The metered lubricator is a welcome addition. The instruction manual says to open it 1-1/2 to 2 turns (at least during break-in), so I closed it, filed a small notch on the handle to serve as an indicator, and opened it 1-1/2 turns to begin with. That seemed to be pretty close because I never got the spitting and popping usually apparent in Accucraft's locos, and the lubricator contained mostly water at the end of each run. I'll play with the setting more after she's been run a while. 

It's a gorgeous loco with plenty of power and very smooth performance!! I couldn't be happier!!


----------



## David Rose (Jan 2, 2008)

*RE: New Accucraft Americans at the BTS*

Dwight, 

C'mon Dwight! Where is the picture of the metered lubricator? LOL ...... Actually, I kind of see it in photo #2 (the garish engine). Good luck with your new engine. Glad to hear it's running good for ya.


----------



## Larry Green (Jan 2, 2008)

*RE: New Accucraft Americans at the BTS*

Dwight, I'm jealous--hope my NCNG version arrives this week. Glad to hear yours performed great right out of the box. good luck with it. 

Larry


----------



## Jim Overland (Jan 3, 2008)

*RE: New Accucraft Americans at the BTS*

Anyone know what the undecorated ones look like? Did any come on this shipment?


----------



## Dwight Ennis (Jan 2, 2008)

*RE: New Accucraft Americans at the BTS*

A couple of compilations of videos I took at the live steam track. 

Here's the new 4-4-0... 

 
Click image to play - 3.24mb 

I also ran the Heisler for the first time in a loooong time - probably close to a year and a half. She still runs a good as she always did.  

 
Click image to play - 4.35mb


----------



## steamtrain95993 (Feb 21, 2008)

Dwight, 

Great photo's and video's. I really like your logging train and the logs. Can you tell us a little about them? Thanks again. 

Mario


----------



## Larry Green (Jan 2, 2008)

Jim, the unlettered version is now shown on the AC website--item AC77-720. 

Larry


----------



## Gary Armitstead (Jan 2, 2008)

Dwight, 

Great photos and I love the videos! Those Jackson&Sharp cars are beautiful with the American. The log train is great.


----------



## Dwight Ennis (Jan 2, 2008)

Jim - the undec version wasn't at the show. I never thought to ask about whether or not any had come in the first container. Sorry. 

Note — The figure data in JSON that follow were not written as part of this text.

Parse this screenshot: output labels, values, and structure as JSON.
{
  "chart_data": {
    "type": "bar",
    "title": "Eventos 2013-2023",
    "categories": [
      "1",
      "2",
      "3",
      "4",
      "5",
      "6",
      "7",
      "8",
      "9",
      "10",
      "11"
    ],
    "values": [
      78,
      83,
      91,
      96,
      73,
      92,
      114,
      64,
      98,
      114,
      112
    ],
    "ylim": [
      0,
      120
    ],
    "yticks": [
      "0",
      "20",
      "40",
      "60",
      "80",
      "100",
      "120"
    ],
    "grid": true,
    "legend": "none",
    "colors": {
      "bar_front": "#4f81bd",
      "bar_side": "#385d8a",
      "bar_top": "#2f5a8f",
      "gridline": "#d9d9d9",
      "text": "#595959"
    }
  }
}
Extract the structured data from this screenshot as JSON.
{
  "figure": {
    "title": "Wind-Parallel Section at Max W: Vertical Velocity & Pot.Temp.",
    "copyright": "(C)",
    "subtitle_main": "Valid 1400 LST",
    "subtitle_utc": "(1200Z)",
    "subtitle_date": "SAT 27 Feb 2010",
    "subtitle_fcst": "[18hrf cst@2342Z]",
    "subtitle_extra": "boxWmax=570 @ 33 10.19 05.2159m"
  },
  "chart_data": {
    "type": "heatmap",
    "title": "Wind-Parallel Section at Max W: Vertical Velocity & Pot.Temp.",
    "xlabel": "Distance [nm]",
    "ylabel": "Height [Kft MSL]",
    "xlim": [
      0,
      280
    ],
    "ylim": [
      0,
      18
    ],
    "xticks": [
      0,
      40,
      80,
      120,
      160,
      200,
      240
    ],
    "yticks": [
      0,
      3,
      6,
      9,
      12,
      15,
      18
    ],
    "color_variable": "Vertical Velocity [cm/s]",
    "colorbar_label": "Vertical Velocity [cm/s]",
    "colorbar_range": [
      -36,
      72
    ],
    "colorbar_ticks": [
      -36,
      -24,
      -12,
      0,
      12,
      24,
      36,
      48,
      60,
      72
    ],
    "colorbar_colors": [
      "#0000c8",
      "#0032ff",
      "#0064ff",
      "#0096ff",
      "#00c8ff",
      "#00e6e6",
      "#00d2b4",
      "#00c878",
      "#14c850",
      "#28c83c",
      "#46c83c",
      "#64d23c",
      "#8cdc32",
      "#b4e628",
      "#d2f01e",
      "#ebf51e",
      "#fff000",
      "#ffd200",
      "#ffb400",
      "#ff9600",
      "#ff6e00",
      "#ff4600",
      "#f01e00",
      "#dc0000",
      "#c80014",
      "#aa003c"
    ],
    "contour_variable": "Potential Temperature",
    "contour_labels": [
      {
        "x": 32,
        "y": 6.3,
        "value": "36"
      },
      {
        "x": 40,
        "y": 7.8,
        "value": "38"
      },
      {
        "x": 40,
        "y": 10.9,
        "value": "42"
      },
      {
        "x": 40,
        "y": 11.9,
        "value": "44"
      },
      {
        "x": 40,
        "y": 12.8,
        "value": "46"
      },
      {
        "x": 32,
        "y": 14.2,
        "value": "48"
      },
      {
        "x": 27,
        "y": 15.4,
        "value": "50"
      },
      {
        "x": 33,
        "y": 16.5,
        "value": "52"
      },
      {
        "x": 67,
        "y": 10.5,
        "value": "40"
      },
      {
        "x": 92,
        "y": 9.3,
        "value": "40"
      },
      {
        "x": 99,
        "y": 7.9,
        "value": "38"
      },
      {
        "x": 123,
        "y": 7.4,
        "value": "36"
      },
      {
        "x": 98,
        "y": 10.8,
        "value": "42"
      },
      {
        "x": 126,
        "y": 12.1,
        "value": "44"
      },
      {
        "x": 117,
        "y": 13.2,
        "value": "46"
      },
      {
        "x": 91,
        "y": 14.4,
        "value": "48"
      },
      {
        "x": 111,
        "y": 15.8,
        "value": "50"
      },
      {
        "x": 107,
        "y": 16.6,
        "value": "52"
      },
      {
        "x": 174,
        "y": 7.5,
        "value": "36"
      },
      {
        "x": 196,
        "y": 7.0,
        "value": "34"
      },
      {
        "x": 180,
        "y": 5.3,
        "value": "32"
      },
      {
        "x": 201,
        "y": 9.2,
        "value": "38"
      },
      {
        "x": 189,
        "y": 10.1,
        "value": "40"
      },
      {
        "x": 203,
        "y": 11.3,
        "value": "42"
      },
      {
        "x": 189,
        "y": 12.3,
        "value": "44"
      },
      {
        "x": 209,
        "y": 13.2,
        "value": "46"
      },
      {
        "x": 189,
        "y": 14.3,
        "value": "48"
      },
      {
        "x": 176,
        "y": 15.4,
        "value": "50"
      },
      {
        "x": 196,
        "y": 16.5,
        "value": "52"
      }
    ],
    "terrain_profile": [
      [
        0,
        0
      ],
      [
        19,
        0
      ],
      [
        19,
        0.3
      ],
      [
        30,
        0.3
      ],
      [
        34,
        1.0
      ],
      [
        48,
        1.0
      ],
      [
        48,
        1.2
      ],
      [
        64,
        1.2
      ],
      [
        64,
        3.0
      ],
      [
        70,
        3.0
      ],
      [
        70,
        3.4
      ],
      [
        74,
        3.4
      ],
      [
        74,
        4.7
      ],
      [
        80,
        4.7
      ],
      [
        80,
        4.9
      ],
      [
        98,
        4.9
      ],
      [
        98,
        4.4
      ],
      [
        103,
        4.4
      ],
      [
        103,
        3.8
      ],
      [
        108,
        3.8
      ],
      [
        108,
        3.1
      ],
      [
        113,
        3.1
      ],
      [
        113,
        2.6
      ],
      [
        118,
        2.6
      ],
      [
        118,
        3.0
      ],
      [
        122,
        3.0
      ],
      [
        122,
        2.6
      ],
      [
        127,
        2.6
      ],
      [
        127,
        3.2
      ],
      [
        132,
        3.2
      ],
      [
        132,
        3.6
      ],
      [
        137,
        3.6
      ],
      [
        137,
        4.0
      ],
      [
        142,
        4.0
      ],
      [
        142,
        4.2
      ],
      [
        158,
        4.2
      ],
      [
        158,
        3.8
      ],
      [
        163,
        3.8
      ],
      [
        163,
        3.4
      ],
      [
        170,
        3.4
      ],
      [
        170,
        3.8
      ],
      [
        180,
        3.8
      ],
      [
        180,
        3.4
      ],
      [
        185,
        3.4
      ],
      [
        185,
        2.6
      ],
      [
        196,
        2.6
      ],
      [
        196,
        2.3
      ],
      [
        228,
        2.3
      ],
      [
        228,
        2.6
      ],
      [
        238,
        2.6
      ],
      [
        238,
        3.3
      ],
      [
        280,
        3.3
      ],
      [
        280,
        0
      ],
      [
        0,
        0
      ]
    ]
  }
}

Mario - the skeleton cars are Hartford Products Santa Cuz Log car kits with Ozark bunks added. The tank car is a Backshop kit which I modified and detailed. The caboose is also a Hartford Hobart Estates caboose kit. 

The logs are from an outfit called Nonesuch Car & Foundry, which unfortunately is no longer making them. 

More info about each can be found on my web site under Rolling Stock.  

Gary - I agree that the J&S cars are beautiful. The ones in the video were on loan from Cliff to run at the show. Unfotrunately, he took 'em back on Sunday. hehehe I'd really like to see someone do some Carter Bros side panels for them. 

BTW, we did have some elevation problems and consequent slippage. Someone brought a container of chalk - the kind used to fill the tool used to snap chalk lines. A few squirts of that on the rails and the slippage instantly disappeared, and it lasted for many laps. It worked GREAT!!! Far better than wiping off the rails! I think I've found my "scale sand."


----------



## Dave Sykes (Jan 3, 2008)

Dwight. 
I would be a little cautious about putting scale sand on the rails. 
It scales out to worn bearings. I am only suggesting that if one would 
lap in bearings with toothpaste, chalk would do the same. 

PFRR


----------



## David Fletcher (Jan 2, 2008)

Looks terrific Dwight, many thanks for all the photos. I'm hoping to get the NCNG version too. The D&RG scheme is pretty cool and is a close 2nd for me. Well worth the effort put in to getting the colours and styles right. Looks like they run real good too. 

Many thanks, 
David.


----------



## Jim Overland (Jan 3, 2008)

Per Cliff, The unlettered on the website is the old picture. New one will probably have the dark smokebox. 
I would guess that they were not in the first shipment with the other 
four great paint jobs


----------



## markoles (Jan 2, 2008)

Dwight, 

Do you have any pictures of your SPC 4-4-0?! 

This is making me start to get the lead out and paint my Bachmann 4-4-0!! 

Mark


----------



## Dwight Ennis (Jan 2, 2008)

Not yet, but I'll try and take some soon. I was half way to Roaring Camp last Saturday before I realized I'd forgotten my cameras.


----------



## David Fletcher (Jan 2, 2008)

A photo of the production version of the Unlettered 4-4-0 is now on the Accucraft web site: 










The full lineup of all 5 versions, shown as production versions are now on the web site here: 
http://www.accucraft.com/index.php?show_aux_page=42 

David.


----------